Opioid addiction is actually rare after surgery. Studies have found that less than 1% of patients are still taking opioids a year after major surgery or were later diagnosed with opioid dependence.  

With their pain poorly treated or left untreated, Stewart says some desperate patients in Oklahoma have threatened to kill themselves on the steps of the state capitol to make a statement. The mass shooting at the Tulsa hospital, while tragic, was not unexpected to her. 

“While our hearts are grieving with the families and victims, few in our grassroots communities built to advocate for appropriate treatment of pain without government or third-party interference can say this was completely unexpected. Veterans have committed suicide at VA’s across the country for the same reason,” Stewart told PNN. 

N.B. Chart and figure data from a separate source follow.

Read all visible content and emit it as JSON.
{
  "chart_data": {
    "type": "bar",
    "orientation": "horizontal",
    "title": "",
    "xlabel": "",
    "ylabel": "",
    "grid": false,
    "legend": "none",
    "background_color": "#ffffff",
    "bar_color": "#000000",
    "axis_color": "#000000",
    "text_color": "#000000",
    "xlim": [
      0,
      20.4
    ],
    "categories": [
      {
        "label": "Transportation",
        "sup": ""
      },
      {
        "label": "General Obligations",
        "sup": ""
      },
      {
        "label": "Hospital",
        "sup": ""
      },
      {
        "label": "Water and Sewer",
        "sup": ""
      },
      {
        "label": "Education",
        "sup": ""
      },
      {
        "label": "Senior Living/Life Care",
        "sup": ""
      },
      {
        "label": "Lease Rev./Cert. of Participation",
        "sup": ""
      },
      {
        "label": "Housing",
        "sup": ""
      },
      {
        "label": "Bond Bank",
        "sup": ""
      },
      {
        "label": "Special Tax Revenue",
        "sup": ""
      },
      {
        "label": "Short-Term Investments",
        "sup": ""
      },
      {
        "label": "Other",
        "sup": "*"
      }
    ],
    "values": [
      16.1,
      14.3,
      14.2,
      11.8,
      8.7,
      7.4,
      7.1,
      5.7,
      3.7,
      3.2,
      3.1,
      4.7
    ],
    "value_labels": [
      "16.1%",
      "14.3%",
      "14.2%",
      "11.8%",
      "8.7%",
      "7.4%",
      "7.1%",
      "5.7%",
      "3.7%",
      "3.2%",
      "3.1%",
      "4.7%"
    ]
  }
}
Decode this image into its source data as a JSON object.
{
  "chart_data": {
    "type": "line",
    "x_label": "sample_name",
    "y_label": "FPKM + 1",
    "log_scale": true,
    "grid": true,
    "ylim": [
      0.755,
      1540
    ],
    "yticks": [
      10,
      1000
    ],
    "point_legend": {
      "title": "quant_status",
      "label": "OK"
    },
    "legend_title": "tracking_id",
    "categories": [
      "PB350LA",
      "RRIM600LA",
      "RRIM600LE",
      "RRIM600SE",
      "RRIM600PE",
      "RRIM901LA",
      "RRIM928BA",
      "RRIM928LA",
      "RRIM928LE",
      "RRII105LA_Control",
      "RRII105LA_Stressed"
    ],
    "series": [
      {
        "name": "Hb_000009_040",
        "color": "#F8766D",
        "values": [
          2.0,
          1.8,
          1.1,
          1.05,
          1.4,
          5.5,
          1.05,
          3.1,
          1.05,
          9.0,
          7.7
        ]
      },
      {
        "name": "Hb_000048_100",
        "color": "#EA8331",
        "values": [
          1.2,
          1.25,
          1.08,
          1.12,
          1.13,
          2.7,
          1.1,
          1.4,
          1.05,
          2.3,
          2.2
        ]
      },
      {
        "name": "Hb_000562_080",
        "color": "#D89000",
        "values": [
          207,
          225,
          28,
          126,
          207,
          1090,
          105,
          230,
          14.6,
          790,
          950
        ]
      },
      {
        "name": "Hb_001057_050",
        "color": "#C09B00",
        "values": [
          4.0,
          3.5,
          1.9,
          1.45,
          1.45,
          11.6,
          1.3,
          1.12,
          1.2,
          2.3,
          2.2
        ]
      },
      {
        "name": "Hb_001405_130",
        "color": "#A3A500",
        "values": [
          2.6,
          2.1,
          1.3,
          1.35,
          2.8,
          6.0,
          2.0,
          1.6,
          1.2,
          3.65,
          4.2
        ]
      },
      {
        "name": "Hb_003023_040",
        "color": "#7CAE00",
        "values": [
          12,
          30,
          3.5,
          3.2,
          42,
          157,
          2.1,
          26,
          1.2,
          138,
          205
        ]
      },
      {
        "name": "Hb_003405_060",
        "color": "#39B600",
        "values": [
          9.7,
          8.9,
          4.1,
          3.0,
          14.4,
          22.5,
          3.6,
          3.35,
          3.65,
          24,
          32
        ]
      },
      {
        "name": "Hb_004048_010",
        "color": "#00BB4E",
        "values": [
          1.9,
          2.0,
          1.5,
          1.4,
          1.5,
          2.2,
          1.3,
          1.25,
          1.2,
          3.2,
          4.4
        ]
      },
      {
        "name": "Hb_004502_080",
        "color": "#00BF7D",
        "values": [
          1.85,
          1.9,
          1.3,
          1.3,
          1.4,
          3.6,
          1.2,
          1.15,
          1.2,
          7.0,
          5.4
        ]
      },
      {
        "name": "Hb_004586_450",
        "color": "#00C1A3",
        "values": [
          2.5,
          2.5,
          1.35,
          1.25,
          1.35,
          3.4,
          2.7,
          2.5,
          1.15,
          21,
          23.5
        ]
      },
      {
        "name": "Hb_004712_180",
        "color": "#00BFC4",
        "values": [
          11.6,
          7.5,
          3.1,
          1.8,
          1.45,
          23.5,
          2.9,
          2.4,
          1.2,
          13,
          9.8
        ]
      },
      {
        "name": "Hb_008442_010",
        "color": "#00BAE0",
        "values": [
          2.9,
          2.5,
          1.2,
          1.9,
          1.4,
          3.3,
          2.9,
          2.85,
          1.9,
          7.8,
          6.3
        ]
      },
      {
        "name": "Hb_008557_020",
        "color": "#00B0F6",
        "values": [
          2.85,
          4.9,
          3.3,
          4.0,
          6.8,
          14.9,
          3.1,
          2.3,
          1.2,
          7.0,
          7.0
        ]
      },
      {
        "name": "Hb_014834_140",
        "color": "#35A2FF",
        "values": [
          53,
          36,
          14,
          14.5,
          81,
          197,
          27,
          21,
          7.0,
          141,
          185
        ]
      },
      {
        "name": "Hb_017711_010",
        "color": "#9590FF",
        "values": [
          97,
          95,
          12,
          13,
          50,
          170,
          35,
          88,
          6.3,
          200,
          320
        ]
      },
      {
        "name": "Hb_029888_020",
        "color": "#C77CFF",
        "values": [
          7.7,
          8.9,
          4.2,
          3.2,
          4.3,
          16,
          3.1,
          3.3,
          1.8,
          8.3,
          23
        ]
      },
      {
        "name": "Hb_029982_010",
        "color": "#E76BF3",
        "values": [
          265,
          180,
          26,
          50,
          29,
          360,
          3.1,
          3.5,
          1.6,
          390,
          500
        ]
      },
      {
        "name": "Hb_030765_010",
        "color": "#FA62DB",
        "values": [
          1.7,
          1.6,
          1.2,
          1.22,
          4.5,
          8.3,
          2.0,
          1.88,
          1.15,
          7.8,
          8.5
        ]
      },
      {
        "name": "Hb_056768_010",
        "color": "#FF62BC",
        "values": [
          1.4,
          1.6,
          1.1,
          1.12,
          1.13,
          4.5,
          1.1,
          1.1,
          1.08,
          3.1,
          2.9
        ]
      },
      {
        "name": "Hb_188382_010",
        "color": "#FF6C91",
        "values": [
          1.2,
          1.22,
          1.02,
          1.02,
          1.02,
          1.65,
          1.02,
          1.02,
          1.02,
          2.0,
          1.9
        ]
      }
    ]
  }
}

“Most of us knew it was just a matter of time before someone who could no longer bear the unrelenting pain did something more drastic in order to get the attention needed to end the restrictions (on opioids) and begin the much-needed process of swinging the pendulum back to a more neutral position.” 

Long before Tulsa, there were other cases where people in pain resorted to drastic action. In 2017, a man suffering from chronic back pain shot and wounded two people at a Las Vegas pain clinic before taking his own life.   

That same year, an Indiana doctor was fatally shot by a man who was upset because the physician refused to prescribe opioids to his wife, who suffered from chronic pain.